Todo forma parte del mismo carnaval, de la feria de las vanidades, del mismo baile de máscaras en el museo de cera, en el que las caras se derriten de tanto ser miradas. Bienvenido al mercado de ganado en el que todo, todos y todas, están a la venta. A caballo compradizo sí que se le mira el diente, comprendo ahora lo de los piños blanqueados. El cliente manda, él decide a quién le quitan la silla y tiene que abandonar el edificio y quién se queda con Kent o con miss universo.

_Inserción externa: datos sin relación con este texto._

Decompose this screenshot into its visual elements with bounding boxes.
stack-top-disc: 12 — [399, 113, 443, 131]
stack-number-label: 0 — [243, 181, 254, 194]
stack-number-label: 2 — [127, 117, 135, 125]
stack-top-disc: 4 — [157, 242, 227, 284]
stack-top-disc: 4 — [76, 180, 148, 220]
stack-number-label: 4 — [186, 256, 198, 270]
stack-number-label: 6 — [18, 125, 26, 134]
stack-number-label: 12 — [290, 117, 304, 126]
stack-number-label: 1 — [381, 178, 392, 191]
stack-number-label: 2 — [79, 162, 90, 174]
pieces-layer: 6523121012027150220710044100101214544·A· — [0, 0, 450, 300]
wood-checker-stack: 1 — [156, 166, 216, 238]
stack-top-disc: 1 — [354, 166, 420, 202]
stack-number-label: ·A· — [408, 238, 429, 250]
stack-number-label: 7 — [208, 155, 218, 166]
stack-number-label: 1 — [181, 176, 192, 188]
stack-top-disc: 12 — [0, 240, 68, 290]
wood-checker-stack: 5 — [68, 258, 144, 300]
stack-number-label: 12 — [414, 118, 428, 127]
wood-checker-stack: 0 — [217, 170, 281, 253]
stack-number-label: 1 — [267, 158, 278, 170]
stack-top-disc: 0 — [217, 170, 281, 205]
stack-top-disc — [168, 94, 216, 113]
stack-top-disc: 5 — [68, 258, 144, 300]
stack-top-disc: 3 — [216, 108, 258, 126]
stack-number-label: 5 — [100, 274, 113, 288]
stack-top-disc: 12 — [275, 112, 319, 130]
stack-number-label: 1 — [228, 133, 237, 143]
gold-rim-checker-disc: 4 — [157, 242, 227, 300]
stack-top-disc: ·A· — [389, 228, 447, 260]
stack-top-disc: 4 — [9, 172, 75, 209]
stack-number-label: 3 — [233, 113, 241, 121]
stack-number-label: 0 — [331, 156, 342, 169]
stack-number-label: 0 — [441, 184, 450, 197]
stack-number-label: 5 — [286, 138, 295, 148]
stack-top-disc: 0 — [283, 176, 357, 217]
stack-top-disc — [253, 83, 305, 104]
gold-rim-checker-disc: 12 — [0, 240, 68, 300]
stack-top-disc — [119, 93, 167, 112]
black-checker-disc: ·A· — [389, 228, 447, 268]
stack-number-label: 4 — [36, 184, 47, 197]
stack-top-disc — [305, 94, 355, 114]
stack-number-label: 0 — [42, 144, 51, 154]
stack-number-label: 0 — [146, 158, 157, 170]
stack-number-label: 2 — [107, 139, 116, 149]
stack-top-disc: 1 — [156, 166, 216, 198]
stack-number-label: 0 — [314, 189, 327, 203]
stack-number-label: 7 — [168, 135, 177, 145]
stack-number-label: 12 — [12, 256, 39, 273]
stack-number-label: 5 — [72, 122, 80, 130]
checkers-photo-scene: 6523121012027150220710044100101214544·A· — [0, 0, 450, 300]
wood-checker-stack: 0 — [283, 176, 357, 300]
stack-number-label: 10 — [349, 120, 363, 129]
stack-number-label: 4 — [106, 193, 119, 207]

Con seguridad engominada, aburrido de darle vueltas al mundo, comer solomillo de vaca Wagyú, beber agua animal, vegetal y mineral, embotellada en la Antártida, y llevar calzoncillos de seda de gusano mutante, el real pavo sólo puede venderse bajando a la arena. Así nace la campechanía. “En el fondo es muy normal, casi, casi, como nosotros”. Queremos pensar que todos somos iguales, lo cual es cierto, pero algunos no lo han creído nunca. Para ellos, hablar de tú a tú con los comunes es una manera de destacar, una forma de comprar algo que no tiene precio, el respeto. Para conseguirlo hay que regalar muchos oídos y alguna oreja, así llega el populismo. Generoso, el poder se rebaja ante el vulgo. Claro que el populacho sabe aplicar lo que decía James Stewart en Historias de Filadelfia: “Con el rico y el poderoso hay que ser orgulloso”. El orgullo es la única defensa del pobre.

Aquí no hay santos que valgan, el humilde pueblo hace lo mismo pero a pequeña escala. No puede lucir en la muñeca un Rólex de oro, pero sí un “Trólex” chapadillo en un metal brillante y amarillo. Mira hacia abajo y no ve a nadie, por eso mira hacia los lados buscando a alguien como él, pero al que la vida le vaya peor. Se siente tan estupendo como divino yendo de vacaciones toda una semana a un cámping y bebiendo vino de cartón con gaseosa. Qué suerte tengo por derecho de nacimiento, al menos no soy negro, tengo papeles para poder respirar y aferrarme a mi hipoteca de por vida. ¡Esto es libertad! Necesitan que haya gente más pobre que ellos para poder comprar el embuste de la existencia de la clase media.

Calderón se equivocaba, la vida no es sueño, la vida es puro teatro en el que algunos necesitan apuntadores, mesías, gurús de estilo, influencers, expertos en protocolo y etiqueta. También necesitan encantadores de serpientes de cascabel los que te miran a los ojos y afirmando “a mí me duele más que a ti” sin dejar de sonreír, dicen: “estás despedido”. Uno acaba pensando, menudo cabrón, pero qué majo, qué educación, cuánta empatía.

Las formas, sacralizamos las formas, somos sus esclavos, pero no lo sabemos. O quizá sí. El fondo, la esencia, no parece importar en el gran circo humano, ése que va desde "hola vecino, parece que hoy va a llover", dicho en el rellano, a las firmas gigantes de Trump o el “Extra homnes” cuando se cierra la Capilla Sixtina con mucha pompa y boato en busca de un nuevo Papa. Somos prisioneros de la liturgia.